Matthew is the first Category 5 hurricane since Hurricane Felix in 2007, and only the sixth ever category 5 storm to be confirmed in October in the north Atlantic's recorded history.
Of significance, the still strengthening system poses a danger to Jamaica, parts of Hispañola, eastern Cuba and the Bahamas early next week.
Hurricane Matthew became the fifth hurricane of the 2016 Atlantic hurricane season early Thursday afternoon.
Matthew was located 80 miles northwest of Punta Gallinas, Colombia, as of 11pm EDT, Friday evening.
A Hurricane Hunters reconnaissance mission Friday evening measured winds of 160 mph in Matthew's eyewall.
The central pressure continues to drop as Matthew intensifies, although not as quickly as was occurring on Friday morning into the afternoon.

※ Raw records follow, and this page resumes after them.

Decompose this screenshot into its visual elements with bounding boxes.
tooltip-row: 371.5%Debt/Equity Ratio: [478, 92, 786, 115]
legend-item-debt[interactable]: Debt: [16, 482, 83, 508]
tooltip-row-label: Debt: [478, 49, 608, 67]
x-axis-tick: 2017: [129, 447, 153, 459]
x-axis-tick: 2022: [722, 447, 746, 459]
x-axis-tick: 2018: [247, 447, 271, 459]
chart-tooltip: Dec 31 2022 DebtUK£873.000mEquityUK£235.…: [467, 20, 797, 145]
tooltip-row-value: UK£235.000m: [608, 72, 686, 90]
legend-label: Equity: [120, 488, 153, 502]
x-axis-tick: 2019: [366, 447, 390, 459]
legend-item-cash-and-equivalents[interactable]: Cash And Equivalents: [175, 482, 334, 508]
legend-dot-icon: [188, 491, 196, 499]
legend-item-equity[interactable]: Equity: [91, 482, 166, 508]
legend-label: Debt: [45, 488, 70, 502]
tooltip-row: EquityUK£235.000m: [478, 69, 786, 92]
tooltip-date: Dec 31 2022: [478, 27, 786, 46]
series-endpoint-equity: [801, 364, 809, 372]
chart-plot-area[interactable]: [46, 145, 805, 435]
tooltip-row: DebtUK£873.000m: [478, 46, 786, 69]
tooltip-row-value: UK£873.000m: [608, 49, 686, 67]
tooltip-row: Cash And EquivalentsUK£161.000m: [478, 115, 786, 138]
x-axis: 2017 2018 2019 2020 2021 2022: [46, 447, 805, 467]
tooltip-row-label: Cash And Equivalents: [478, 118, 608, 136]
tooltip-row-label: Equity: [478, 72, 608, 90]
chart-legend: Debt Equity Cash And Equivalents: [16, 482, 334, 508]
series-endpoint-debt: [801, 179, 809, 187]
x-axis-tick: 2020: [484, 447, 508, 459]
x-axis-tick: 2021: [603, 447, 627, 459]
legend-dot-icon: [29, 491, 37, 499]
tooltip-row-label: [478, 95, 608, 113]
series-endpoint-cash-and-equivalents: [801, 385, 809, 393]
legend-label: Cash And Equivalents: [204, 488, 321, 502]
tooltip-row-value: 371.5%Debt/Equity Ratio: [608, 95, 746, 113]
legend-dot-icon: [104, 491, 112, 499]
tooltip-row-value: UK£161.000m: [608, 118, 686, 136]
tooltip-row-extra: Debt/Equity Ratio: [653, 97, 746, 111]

A hurricane watch has been issued for Jamaica. Winds of 75 mph or greater are possible on Monday, and tropical storm force winds may begin late Sunday.
A tropical storm warning continues for the northern coast of Colombia. Winds of 40 mph or greater are likely in northern Colombia on Friday evening.
A tropical storm watch has been issued for the southern coast of Haiti from the border of the Dominican Republic to Port-Au-Prince. Tropical storm force winds may begin there by late Sunday.
What has baffled many meteorologists is Matthew’s rapid intensification phase, which saw the system strengthen from a tropical storm to a Category 5 in just 36 hours – but the good news is the hurricane’s ‘power-up’ may be coming to an end.
According to experts at the National Hurricane Centre in Miami, Florida, some fluctuations in intensity are possible over the next day or so. Matthew may undergo an "eyewall replacement cycle," which occurs when strong bands of wind and rain replace the eyewall of a hurricane. This is common in extremely powerful hurricanes of this stature.